With my largest Starbucks mug filled to the brim with strong, steaming coffee, and my laptop ready for me to pound out my final few fifth-draft chapter edits, I find myself in a slump. The continuous flat bark, bark, bark of a neighbor’s bored canine, interrupts my thoughts. Trying to ignore the dog, I work on updating my various versions. When I am done with that tedious chore and ready to work on my manuscript, another neighbor starts her lawnmower.
By the time the yard is quiet, except for the usual summer sounds of tweeting birds, I am ready to write. But my mind does not translate the words on the page. I cannot tell which scene belongs with which chapter. I have too much random info and I don’t know where it goes or if I should use it at all.
I cannot forget the last agent’s’ comments:
“In places your story felt more like a reflection on the past, more ‘telling’ rather than ‘showing,’ and I lost the story arc.”
I understand the general gist of what she is saying, but I do not know how to apply her observations.
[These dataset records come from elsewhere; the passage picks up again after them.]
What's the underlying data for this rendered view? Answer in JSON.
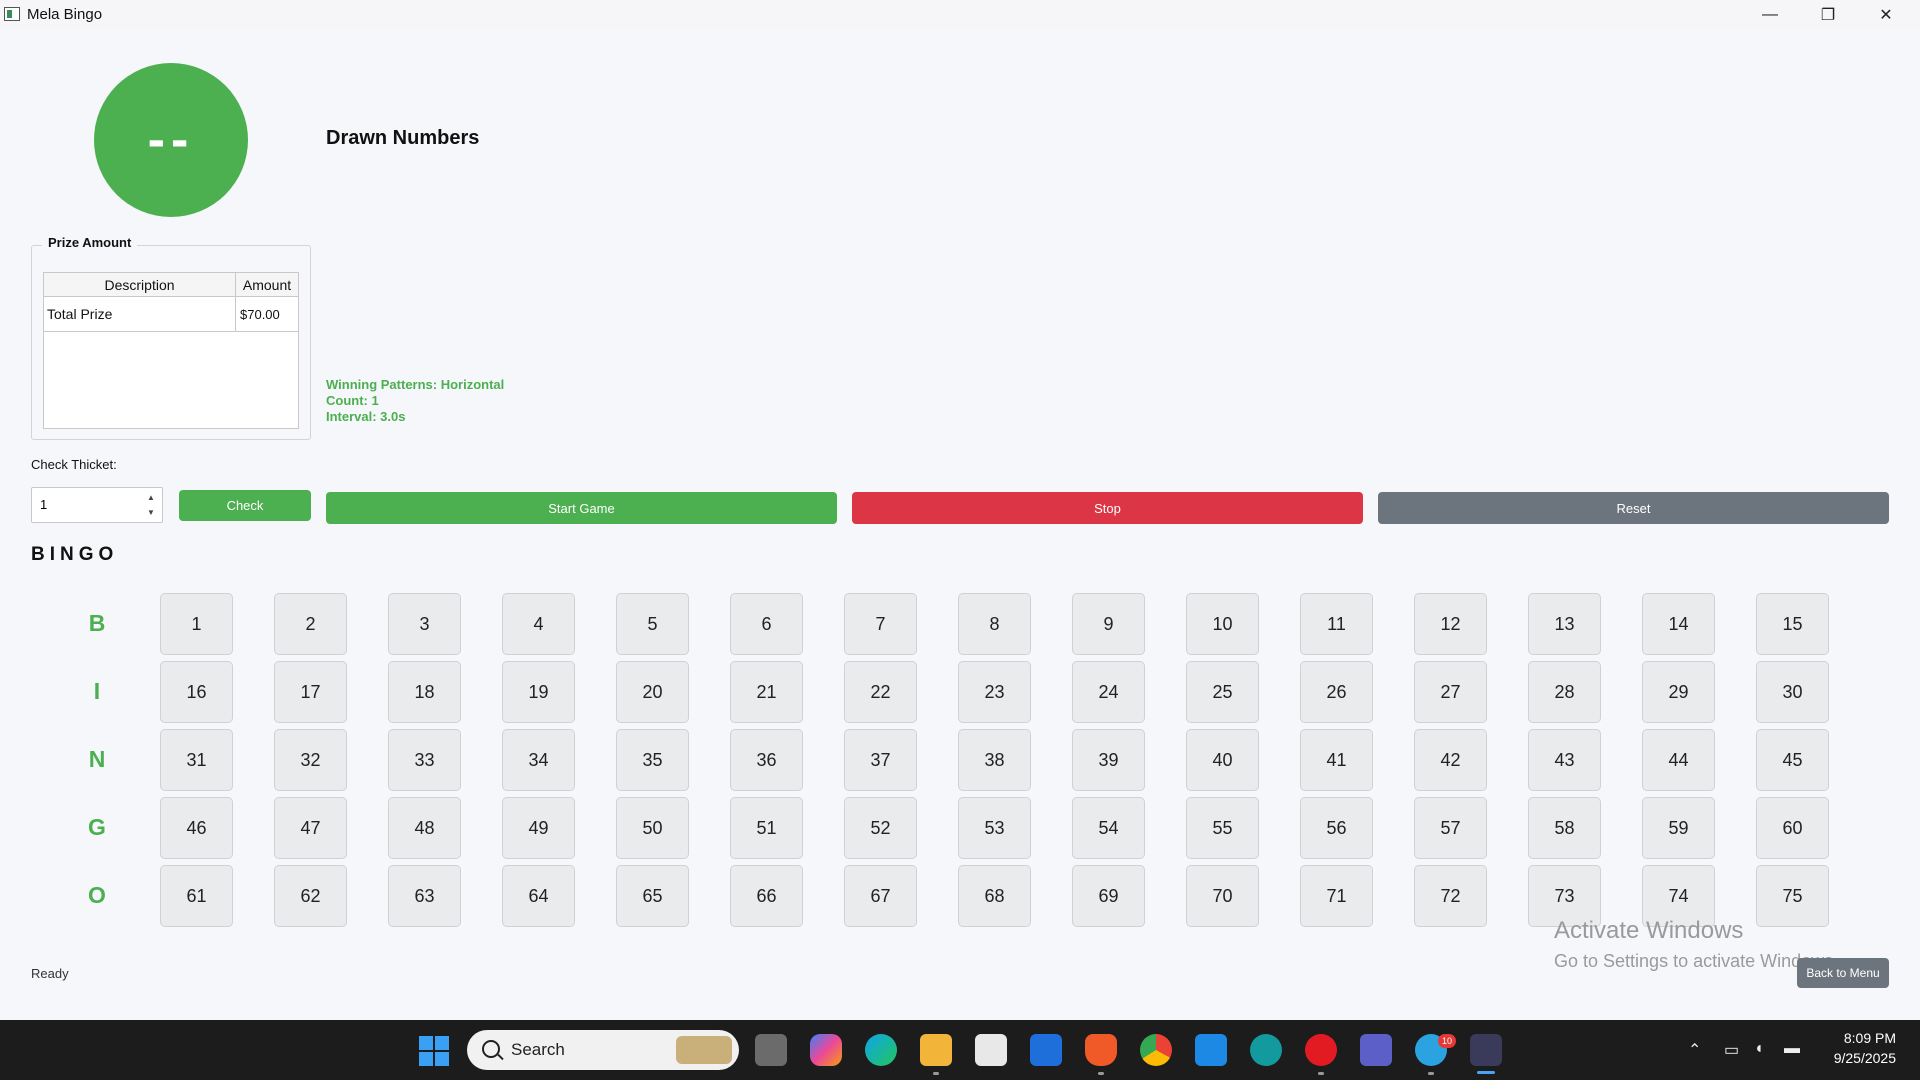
{
  "window": {
    "title": "Mela Bingo",
    "minimize": "—",
    "restore": "❐",
    "close": "✕"
  },
  "ball": {
    "display": "--",
    "color": "#4caf50"
  },
  "drawn_numbers": {
    "title": "Drawn Numbers"
  },
  "prize": {
    "legend": "Prize Amount",
    "headers": [
      "Description",
      "Amount"
    ],
    "rows": [
      {
        "description": "Total Prize",
        "amount": "$70.00"
      }
    ]
  },
  "info": {
    "patterns": "Winning Patterns: Horizontal",
    "count": "Count: 1",
    "interval": "Interval: 3.0s"
  },
  "check": {
    "label": "Check Thicket:",
    "value": "1",
    "button": "Check"
  },
  "controls": {
    "start": "Start Game",
    "stop": "Stop",
    "reset": "Reset"
  },
  "board": {
    "title": "BINGO",
    "letters": [
      "B",
      "I",
      "N",
      "G",
      "O"
    ],
    "numbers": [
      [
        "1",
        "2",
        "3",
        "4",
        "5",
        "6",
        "7",
        "8",
        "9",
        "10",
        "11",
        "12",
        "13",
        "14",
        "15"
      ],
      [
        "16",
        "17",
        "18",
        "19",
        "20",
        "21",
        "22",
        "23",
        "24",
        "25",
        "26",
        "27",
        "28",
        "29",
        "30"
      ],
      [
        "31",
        "32",
        "33",
        "34",
        "35",
        "36",
        "37",
        "38",
        "39",
        "40",
        "41",
        "42",
        "43",
        "44",
        "45"
      ],
      [
        "46",
        "47",
        "48",
        "49",
        "50",
        "51",
        "52",
        "53",
        "54",
        "55",
        "56",
        "57",
        "58",
        "59",
        "60"
      ],
      [
        "61",
        "62",
        "63",
        "64",
        "65",
        "66",
        "67",
        "68",
        "69",
        "70",
        "71",
        "72",
        "73",
        "74",
        "75"
      ]
    ]
  },
  "status": "Ready",
  "watermark": {
    "line1": "Activate Windows",
    "line2": "Go to Settings to activate Windows."
  },
  "back_button": "Back to Menu",
  "taskbar": {
    "search_placeholder": "Search",
    "telegram_badge": "10",
    "time": "8:09 PM",
    "date": "9/25/2025"
  },
  "colors": {
    "green": "#4caf50",
    "red": "#dc3545",
    "gray": "#6c757d"
  }
}
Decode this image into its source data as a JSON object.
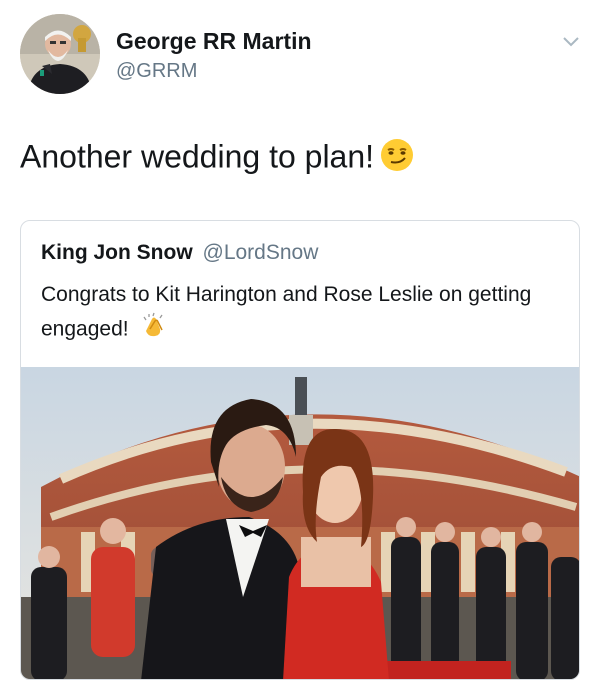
{
  "tweet": {
    "author_name": "George RR Martin",
    "author_handle": "@GRRM",
    "text": "Another wedding to plan!",
    "emoji_icon": "smirking-face-icon"
  },
  "quoted": {
    "author_name": "King Jon Snow",
    "author_handle": "@LordSnow",
    "text": "Congrats to Kit Harington and Rose Leslie on getting engaged!",
    "emoji_icon": "clapping-hands-icon"
  },
  "colors": {
    "text": "#14171a",
    "secondary_text": "#657786",
    "border": "#d8dde2"
  }
}
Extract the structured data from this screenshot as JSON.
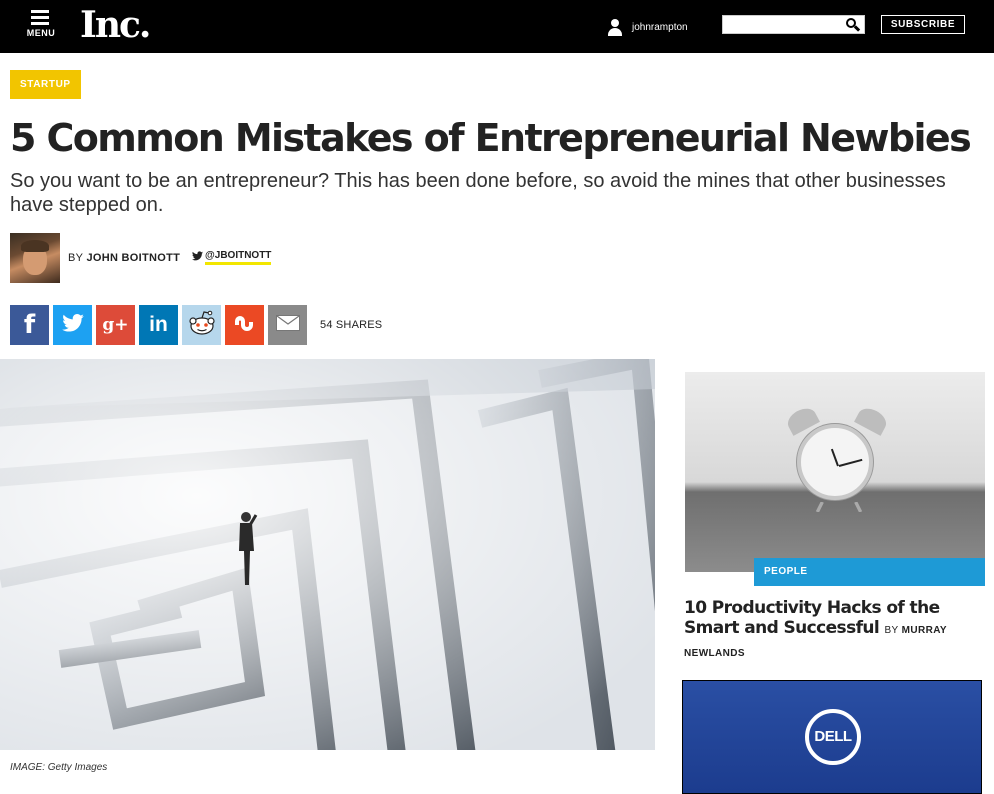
{
  "header": {
    "menu_label": "MENU",
    "logo_text": "Inc.",
    "username": "johnrampton",
    "search_placeholder": "",
    "subscribe_label": "SUBSCRIBE"
  },
  "article": {
    "category": "STARTUP",
    "headline": "5 Common Mistakes of Entrepreneurial Newbies",
    "dek": "So you want to be an entrepreneur? This has been done before, so avoid the mines that other businesses have stepped on.",
    "byline_prefix": "BY ",
    "author": "JOHN BOITNOTT",
    "twitter_handle": "@JBOITNOTT",
    "share_count": "54 SHARES",
    "image_caption": "IMAGE: Getty Images"
  },
  "share_buttons": [
    {
      "name": "facebook",
      "glyph": "f"
    },
    {
      "name": "twitter",
      "glyph": "🐦"
    },
    {
      "name": "google-plus",
      "glyph": "g+"
    },
    {
      "name": "linkedin",
      "glyph": "in"
    },
    {
      "name": "reddit",
      "glyph": ""
    },
    {
      "name": "stumbleupon",
      "glyph": ""
    },
    {
      "name": "email",
      "glyph": ""
    }
  ],
  "sidebar": {
    "story_tag": "PEOPLE",
    "story_headline": "10 Productivity Hacks of the Smart and Successful",
    "story_byline_prefix": "BY ",
    "story_author": "MURRAY NEWLANDS",
    "ad_brand": "DELL"
  },
  "colors": {
    "topbar": "#000000",
    "category_tag": "#f2c500",
    "people_tag": "#1e9ad6",
    "twitter_underline": "#f2e600",
    "ad_background": "#2a4fa4"
  }
}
If she were commenting on the chapters I’m working on now, I would get it. I’ve already determined that I do too much “telling” in these unpolished chapters. But the chapters I sent her are some of my best.
Kim Barnes, one of my favorite writers, says “Balancing reflection with action in a memoir is always the trick, and every memoir does it differently.”
Still, my creative juices are plugged up; I’m feeling uncomfortably inadequate.
I wish I could pay a book editor to fix it for me, but this expense is out of the question as I am currently unemployed.
Maybe someone out there with the skills to recognize the above-mentioned “telling” parts will come to my rescue by volunteering to read those chapters and graciously inform me without charge
where I “reflect on the past.” You’d think I could do it myself, but as of this moment, I am too creatively obstructed up to continue without some help.
Please help me unlock this intensely discouraging Writer’s Block!